Support and maintainability OpenStack cloud management requires operations staff to be able to understand and comprehend design architecture content on some level. The level of skills and the level of separation of the operations and engineering staff is dependent on the size and purpose of the installation. A large cloud service provider or a telecom provider is more inclined to be managed by a specially trained dedicated operations organization. A smaller implementation is more inclined to rely on a smaller support staff that might need to take on the combined engineering, design and operations functions. Maintaining OpenStack installations require a variety of technical skills. Some of these skills may include the ability to debug Python log output to a basic level as well as an understanding of networking concepts. Consider incorporating features into the architecture and design that reduce the operational burden. Some examples include automating some of the operations functions, or alternatively exploring the possibility of using a third party management company with special expertise in managing OpenStack deployments.

Monitoring Like any other infrastructure deployment, OpenStack clouds need an appropriate monitoring platform to ensure errors are caught and managed appropriately. Consider leveraging any existing monitoring system to see if it will be able to effectively monitor an OpenStack environment. While there are many aspects that need to be monitored, specific metrics that are critically important to capture include image disk utilization, or response time to the Compute API.

Expected and unexpected server downtime At some point, servers will fail. The SLAs in place affect how the design has to address recovery time. Recovery of a failed host may mean restoring instances from a snapshot, or respawning that instance on another available host, which then has consequences on the overall application design running on the OpenStack cloud. It might be acceptable to design a compute-focused cloud without the ability to migrate instances from one host to another, because the expectation is that the application developer must handle failure within the application itself. Conversely, a compute-focused cloud might be provisioned to provide extra resilience as a requirement of that business. In this scenario, it is expected that extra supporting services are also deployed, such as shared storage attached to hosts to aid in recovery and resiliency of services in order to meet strict SLAs.
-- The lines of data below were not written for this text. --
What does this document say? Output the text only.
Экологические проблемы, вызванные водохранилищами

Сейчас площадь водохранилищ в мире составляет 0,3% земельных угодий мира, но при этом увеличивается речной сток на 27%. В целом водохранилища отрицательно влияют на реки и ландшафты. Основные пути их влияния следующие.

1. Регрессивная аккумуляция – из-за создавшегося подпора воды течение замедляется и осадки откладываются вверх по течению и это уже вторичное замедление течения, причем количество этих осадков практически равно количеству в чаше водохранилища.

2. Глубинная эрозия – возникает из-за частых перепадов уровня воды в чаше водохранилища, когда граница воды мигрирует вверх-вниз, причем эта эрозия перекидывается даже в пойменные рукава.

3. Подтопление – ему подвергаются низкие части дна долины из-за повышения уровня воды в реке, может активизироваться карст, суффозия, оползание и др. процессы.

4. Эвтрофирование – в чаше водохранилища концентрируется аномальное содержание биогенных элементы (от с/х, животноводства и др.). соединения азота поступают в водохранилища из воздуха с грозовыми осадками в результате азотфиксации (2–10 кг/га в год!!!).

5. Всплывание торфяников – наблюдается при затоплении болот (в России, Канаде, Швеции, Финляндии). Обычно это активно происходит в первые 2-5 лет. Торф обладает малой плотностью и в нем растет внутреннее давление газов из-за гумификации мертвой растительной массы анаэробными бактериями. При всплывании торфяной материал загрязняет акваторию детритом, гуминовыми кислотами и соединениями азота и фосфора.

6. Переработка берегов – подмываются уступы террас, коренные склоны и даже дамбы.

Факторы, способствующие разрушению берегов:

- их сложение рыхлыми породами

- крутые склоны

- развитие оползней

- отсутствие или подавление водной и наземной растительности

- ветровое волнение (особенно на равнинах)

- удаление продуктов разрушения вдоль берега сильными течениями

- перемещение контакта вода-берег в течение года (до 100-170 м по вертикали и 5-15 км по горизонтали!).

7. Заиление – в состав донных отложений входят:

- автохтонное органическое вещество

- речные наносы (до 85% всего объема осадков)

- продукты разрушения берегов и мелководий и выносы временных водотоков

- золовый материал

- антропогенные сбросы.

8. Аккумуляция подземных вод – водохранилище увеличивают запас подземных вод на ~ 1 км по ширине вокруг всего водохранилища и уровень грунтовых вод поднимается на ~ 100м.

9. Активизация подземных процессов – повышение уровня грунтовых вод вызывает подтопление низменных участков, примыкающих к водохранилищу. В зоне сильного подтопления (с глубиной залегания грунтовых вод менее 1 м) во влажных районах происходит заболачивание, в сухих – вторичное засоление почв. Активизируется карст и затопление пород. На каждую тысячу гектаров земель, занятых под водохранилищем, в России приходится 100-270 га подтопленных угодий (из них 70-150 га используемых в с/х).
Capacity planning Adding extra capacity to an OpenStack cloud is an easy horizontally scaling process, as consistently configured nodes automatically attach to an OpenStack cloud. Be mindful, however, of any additional work to place the nodes into appropriate Availability Zones and Host Aggregates if necessary. The same (or very similar) CPUs are recommended when adding extra nodes to the environment because it reduces the chance to break any live-migration features if they are present. Scaling out hypervisor hosts also has a direct effect on network and other data center resources, so factor in this increase when reaching rack capacity or when extra network switches are required. Compute hosts can also have internal components changed to account for increases in demand, a process also known as vertical scaling. Swapping a CPU for one with more cores, or increasing the memory in a server, can help add extra needed capacity depending on whether the running applications are more CPU intensive or memory based (as would be expected in a compute-focused OpenStack cloud). Another option is to assess the average workloads and increase the number of instances that can run within the compute environment by adjusting the overcommit ratio. While only appropriate in some environments, it's important to remember that changing the CPU overcommit ratio can have a detrimental effect and cause a potential increase in a noisy neighbor. The added risk of increasing the overcommit ratio is that more instances will fail when a compute host fails. In a compute-focused OpenStack design architecture, increasing the CPU overcommit ratio increases the potential for noisy neighbor issues and is not recommended.